What’s really going on with retail in New York City?
According to some, the sky is falling. As one representative of the real-estate company Douglas Elliman told The New York Times, 20 percent of Manhattan’s retail space is vacant. A separate survey from Morgan Stanley determined that a similar share of street-level retail space along the borough’s most high-end corridors is “available,” meaning that it’s either vacant or seeking a new lease-holder. It’s as if the global capital of capital is becoming a rich ghost town, as I recently wrote.
Or maybe this is an invented crisis. That 20 percent statistic? It’s a complete fabrication, according to Rebecca Baird-Remba, a reporter for the Commercial Observer. Alternative estimates from the city and other real-estate companies peg the city’s vacancy rate at 10 percent or even lower.
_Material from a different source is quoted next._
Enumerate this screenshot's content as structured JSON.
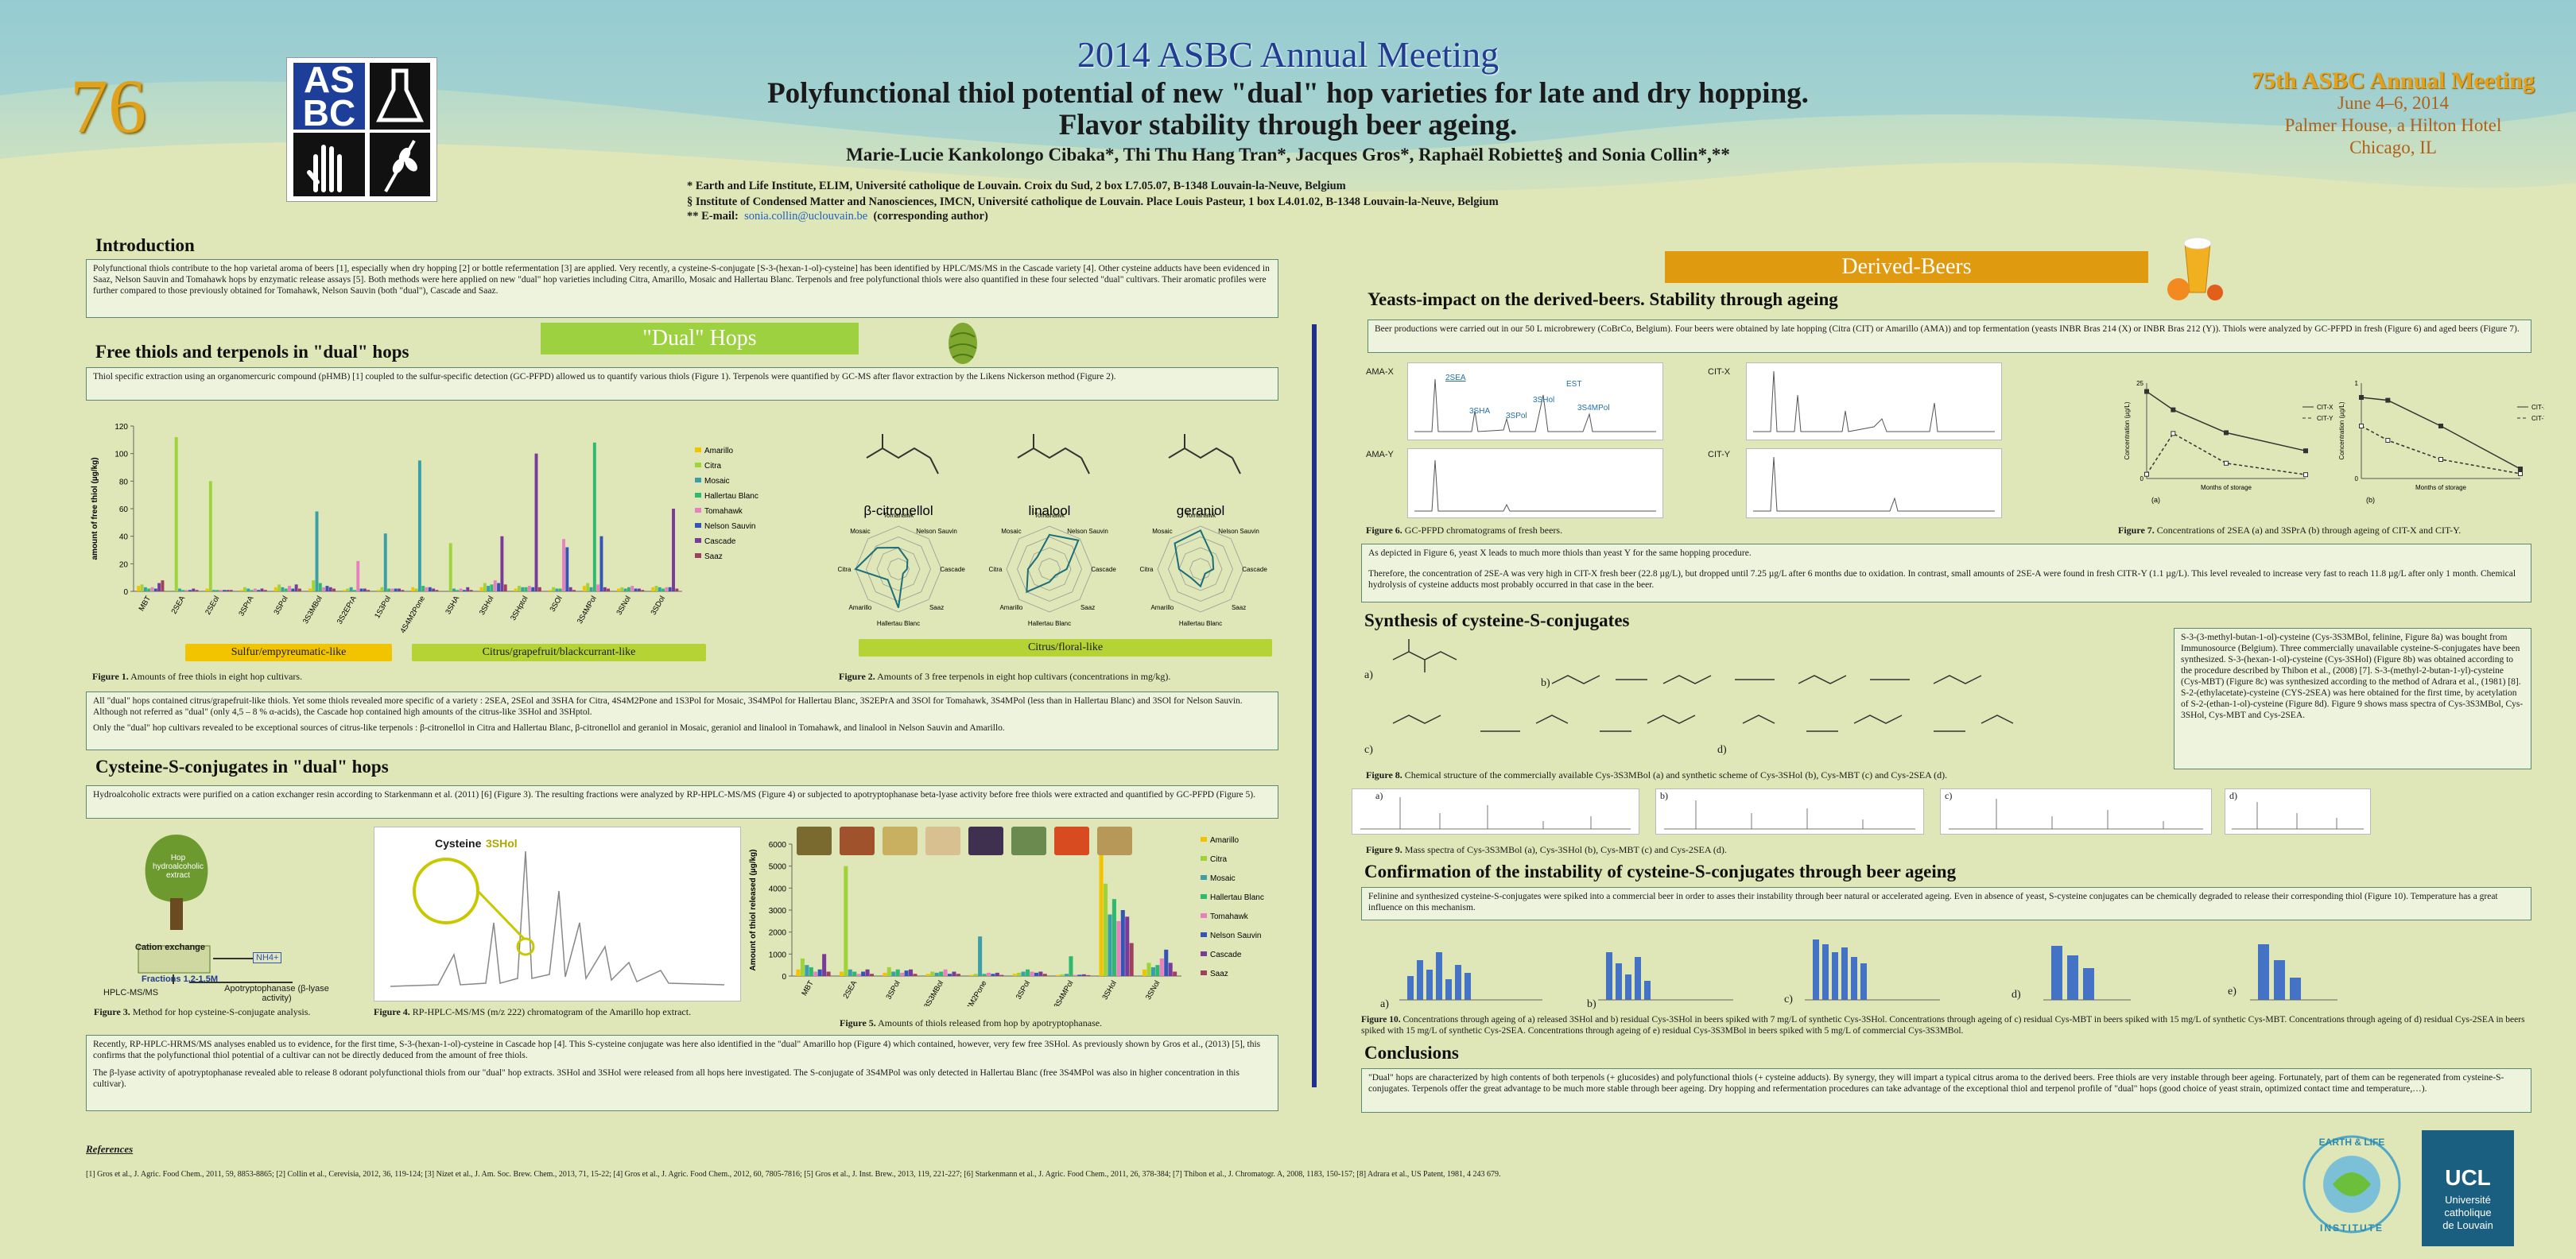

There are a couple of reasons for this retail Rashomon. First, Manhattan store vacancies aren’t like GDP; there isn’t one official and well-regarded measure. Instead, there are several means of quantifying the city’s retail health, which makes it easy for partisans to pick and choose their favorite stats to fit a narrative. Second, it all depends on what one means by “New York.” To a West Village denizen, the world is the West Village, and the world is a late-capitalist paradox of blighted affluence. To a resident of Hell’s Kitchen, everything’s just fine. Steven Soutendijk, the executive managing director of the real-estate-services company Cushman & Wakefield, recently walked 18 blocks along Ninth Avenue at my request, counting 246 storefronts in total and only 13 for-rent signs in vacant stores. A 5.3 percent vacancy rate doesn’t sound like much to worry about—because it isn’t.